In this blog, we’re considering the healthcare technology sector – one of the fastest-moving and most exciting segments of the technology industry, and one in which we are proud to partner with some of the world’s leading specialists. Through these partners, we are able to deliver medical-grade displays and touchscreens, medical-grade PCs, interactive kiosks and more, and as the UK’s sole distributor for Howard Medical, we can supply some of the most advanced mobile medical carts in the world.

 

It all leads towards an integrated, digitised approach to healthcare, one which removes the need for healthcare practitioners to handle cumbersome and sometimes inaccurate paperwork, and allows different groups of stakeholders to share – and contribute to – patient information seamlessly.

 

And this, in turn, supports the NHS’s Paperless 2020 initiative, which we are of course moving within touching distance of in 2019.

 

Readiness for Paperless 2020, then, has to be our core healthcare technology prediction for the year ahead.

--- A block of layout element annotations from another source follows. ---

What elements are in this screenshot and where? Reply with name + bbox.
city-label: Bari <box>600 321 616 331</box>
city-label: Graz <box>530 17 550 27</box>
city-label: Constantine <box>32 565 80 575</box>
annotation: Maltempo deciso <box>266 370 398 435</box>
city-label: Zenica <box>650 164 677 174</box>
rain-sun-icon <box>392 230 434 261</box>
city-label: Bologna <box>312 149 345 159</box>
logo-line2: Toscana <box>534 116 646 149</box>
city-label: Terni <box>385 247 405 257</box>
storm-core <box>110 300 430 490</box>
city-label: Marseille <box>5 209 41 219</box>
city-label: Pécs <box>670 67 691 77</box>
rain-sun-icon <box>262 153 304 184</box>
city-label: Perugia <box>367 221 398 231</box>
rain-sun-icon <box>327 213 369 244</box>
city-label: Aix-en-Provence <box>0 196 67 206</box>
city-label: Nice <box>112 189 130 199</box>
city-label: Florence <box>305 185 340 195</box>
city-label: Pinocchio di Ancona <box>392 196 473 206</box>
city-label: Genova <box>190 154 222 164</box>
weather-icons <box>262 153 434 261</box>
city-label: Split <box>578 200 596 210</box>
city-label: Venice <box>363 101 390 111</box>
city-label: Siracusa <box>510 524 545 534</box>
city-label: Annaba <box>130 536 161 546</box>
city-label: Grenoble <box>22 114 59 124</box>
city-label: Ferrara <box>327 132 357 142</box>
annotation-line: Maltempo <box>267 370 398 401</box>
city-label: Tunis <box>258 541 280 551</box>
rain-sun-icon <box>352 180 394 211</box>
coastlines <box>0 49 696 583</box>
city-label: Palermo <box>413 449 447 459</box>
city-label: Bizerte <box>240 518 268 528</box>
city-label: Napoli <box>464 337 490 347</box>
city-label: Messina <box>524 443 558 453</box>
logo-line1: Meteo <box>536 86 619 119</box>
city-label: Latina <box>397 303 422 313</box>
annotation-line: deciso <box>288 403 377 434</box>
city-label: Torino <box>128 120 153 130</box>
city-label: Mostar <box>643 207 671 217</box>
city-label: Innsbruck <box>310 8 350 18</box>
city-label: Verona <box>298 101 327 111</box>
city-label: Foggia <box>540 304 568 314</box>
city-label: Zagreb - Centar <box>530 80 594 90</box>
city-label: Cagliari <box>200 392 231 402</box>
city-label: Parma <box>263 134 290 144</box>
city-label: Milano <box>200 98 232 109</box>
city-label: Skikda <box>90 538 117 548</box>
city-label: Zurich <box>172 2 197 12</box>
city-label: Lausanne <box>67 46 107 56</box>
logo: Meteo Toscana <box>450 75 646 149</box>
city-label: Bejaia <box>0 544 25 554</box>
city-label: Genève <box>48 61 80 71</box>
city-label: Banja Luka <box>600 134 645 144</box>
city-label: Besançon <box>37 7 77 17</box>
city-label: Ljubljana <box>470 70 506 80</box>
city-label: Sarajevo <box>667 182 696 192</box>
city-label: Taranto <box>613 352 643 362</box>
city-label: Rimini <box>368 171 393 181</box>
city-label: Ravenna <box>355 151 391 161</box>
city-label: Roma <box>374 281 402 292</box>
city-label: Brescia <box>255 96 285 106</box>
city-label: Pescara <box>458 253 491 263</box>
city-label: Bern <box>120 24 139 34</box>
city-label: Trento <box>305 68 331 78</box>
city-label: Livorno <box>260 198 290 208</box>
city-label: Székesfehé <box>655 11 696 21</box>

Electronic health record (EHR) systems are the core of the Paperless 2020 strategy, since they are the software that enables patient medical information to be generated, stored, shared and collaborated on centrally and digitally, by multiple different healthcare organisations. In the year ahead, then, we expect such systems to gain yet more traction within the NHS – and, therefore, for responsive digital interfaces to be an increasingly common sight in NHS settings. 2019 could be the year where engagement with such interfaces becomes the patient norm; we have already seen a range of telemedicine applications, offering smartphone-based doctors’ appointments, hit the headlines in 2018.

 

Indeed, the patient-facing end of the healthcare technology is where some of the most dramatic innovations are taking place. Last year, it was revealed that Apple had hired dozens of doctors, suggesting a serious move to stake a claim on healthcare technology ground. Also last year, the Apple Watch launched an electrocardiogram which can monitor the wearer’s heart rhythm and identify abnormalities. 2019, then, could see the likes of Google and Amazon scrambling to catch up, and something of an ‘arms race’ for the manufacturers of healthcare wearables more generally. As consumers get more familiar with the idea of a wearable device – or even an implanted device – being able to accurately gather key medical information and ultimately better monitor their health, we may see such devices becoming the latest ‘must-haves’ as part of the broader trend for ‘wellness’.

 

This notion of consumer familiar as at the heart of shifting all healthcare technology innovations from the niche to the headline-grabbing. One of the most significant healthcare technology changes we may notice in 2019 will simply be a substantial increase in the number of news stories and high-profile discussions of how the latest hardware, software and data analytics can generate lifechanging improvements in patient diagnosis, treatment, and ongoing care.